One key skillset in public administration and policy creation includes the ability to collaborate with people across the political and ideological spectrum to pass policies and laws that benefit the collective in an equitable manner. And one way to learn such a skill is the use of classroom simulations that teach collaborative governance and leadership.
Recently, faculty member Carolyn Arcand took home a top prize for a teaching simulation she introduced in her course, Financial Management and Budgeting in the Public and Non-profit Sectors, at the Carsey School of Public Policy. The award comes from the Program for the Advancement of Research on Conflict and Collaboration (E-PARCC) at the Maxwell School of Citizenship and Public Affairs at Syracuse University. Arcand won the top prize for teaching simulations at the 13th Annual E-PARCC Teaching Case and Simulation Competition held earlier this year.
Arcand created the simulation, titled “Who pays? What’s fair? Determining a parking fee structure for Fort Williams Park,” to test her students’ ability to think critically and solve problems within a “politically charged collaborative process.” She asked students to serve as members of a town government-formed committee charged with developing a parking fee structure for a local park.

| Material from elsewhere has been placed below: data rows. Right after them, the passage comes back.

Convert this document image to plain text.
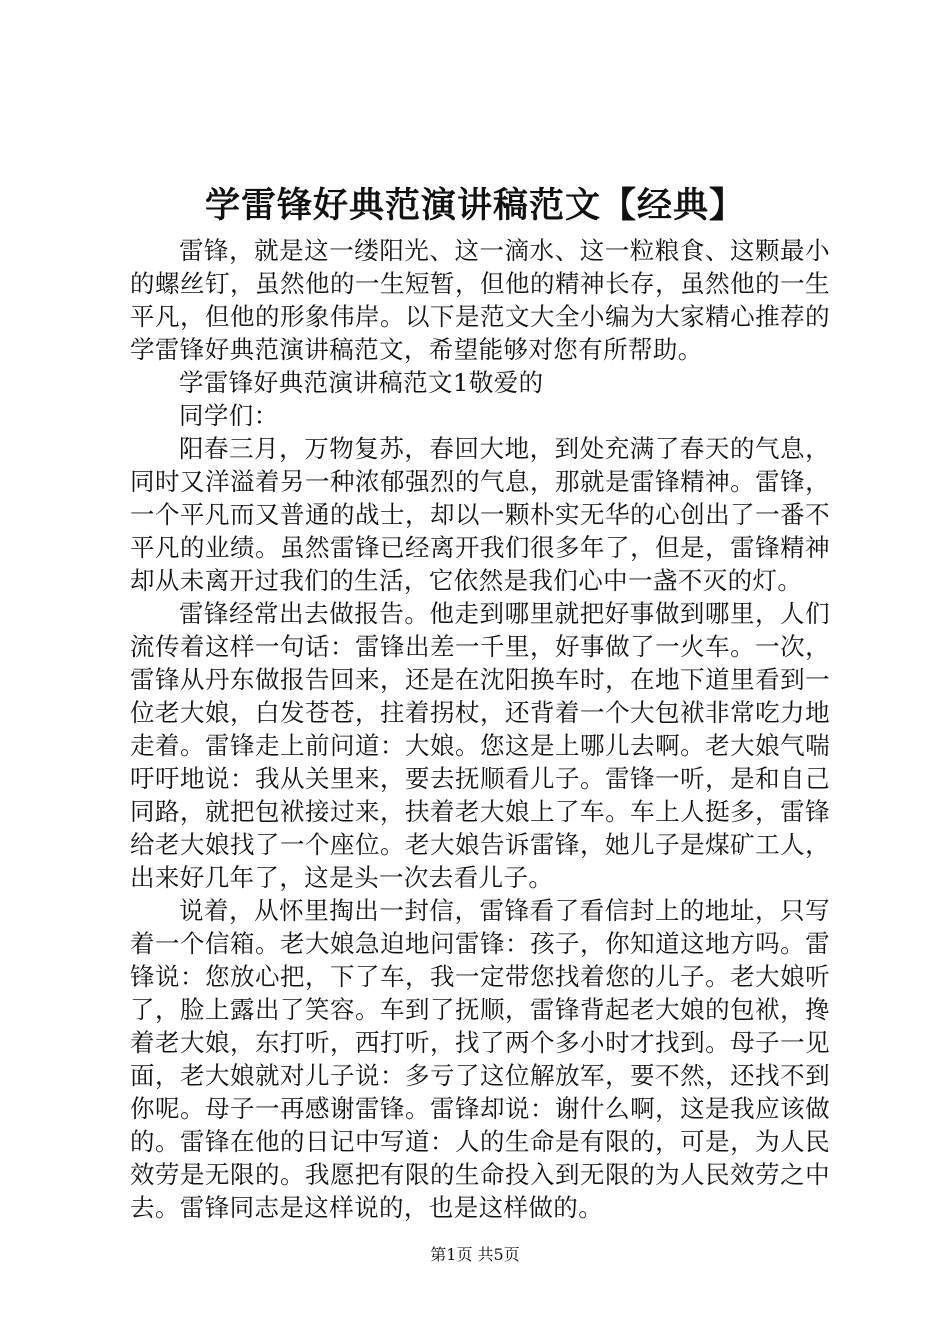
学雷锋好典范演讲稿范文【经典】

雷锋，就是这一缕阳光、这一滴水、这一粒粮食、这颗最小的螺丝钉，虽然他的一生短暂，但他的精神长存，虽然他的一生平凡，但他的形象伟岸。以下是范文大全小编为大家精心推荐的学雷锋好典范演讲稿范文，希望能够对您有所帮助。

学雷锋好典范演讲稿范文1敬爱的

同学们：

阳春三月，万物复苏，春回大地，到处充满了春天的气息，同时又洋溢着另一种浓郁强烈的气息，那就是雷锋精神。雷锋，一个平凡而又普通的战士，却以一颗朴实无华的心创出了一番不平凡的业绩。虽然雷锋已经离开我们很多年了，但是，雷锋精神却从未离开过我们的生活，它依然是我们心中一盏不灭的灯。

雷锋经常出去做报告。他走到哪里就把好事做到哪里，人们流传着这样一句话：雷锋出差一千里，好事做了一火车。一次，雷锋从丹东做报告回来，还是在沈阳换车时，在地下道里看到一位老大娘，白发苍苍，拄着拐杖，还背着一个大包袱非常吃力地走着。雷锋走上前问道：大娘。您这是上哪儿去啊。老大娘气喘吁吁地说：我从关里来，要去抚顺看儿子。雷锋一听，是和自己同路，就把包袱接过来，扶着老大娘上了车。车上人挺多，雷锋给老大娘找了一个座位。老大娘告诉雷锋，她儿子是煤矿工人，出来好几年了，这是头一次去看儿子。

说着，从怀里掏出一封信，雷锋看了看信封上的地址，只写着一个信箱。老大娘急迫地问雷锋：孩子，你知道这地方吗。雷锋说：您放心把，下了车，我一定带您找着您的儿子。老大娘听了，脸上露出了笑容。车到了抚顺，雷锋背起老大娘的包袱，搀着老大娘，东打听，西打听，找了两个多小时才找到。母子一见面，老大娘就对儿子说：多亏了这位解放军，要不然，还找不到你呢。母子一再感谢雷锋。雷锋却说：谢什么啊，这是我应该做的。雷锋在他的日记中写道：人的生命是有限的，可是，为人民效劳是无限的。我愿把有限的生命投入到无限的为人民效劳之中去。雷锋同志是这样说的，也是这样做的。

第1页 共5页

While personating local residents with varied viewpoints and goals, the students developed an equitable and politically feasible parking and payment structure that generates enough revenue to offset the costs of maintaining the park.
“I felt the simulation could just as easily work well as a more general exercise in collaboration, critical thinking, and conveying policy recommendations, so the revisions I made really made it more applicable to other types of courses.”
Arcand initially created the simulation to teach students to apply concepts in public finance to real and common local government issues, but upon review determined that the simulation could also serve a broader usage for programs – including public policy and public administration courses – that emphasize collaborative problem-solving.
“After completing the simulation with my class in 2019, I received good feedback from my students,” said Arcand. “I felt the simulation could just as easily work well as a more general exercise in collaboration, critical thinking, and conveying policy recommendations, so the revisions I made really made it more applicable to other types of courses.”
Arcand’s simulation will be made available on the E-PARCC website on July 6. E-PARCC provides “teaching tools that prepare future public administrators with skills” aimed at helping them to collaborate in organizations across the public, private, and nonprofit sectors. Those tools include publicly available and award-winning simulations and cases developed by instructors worldwide.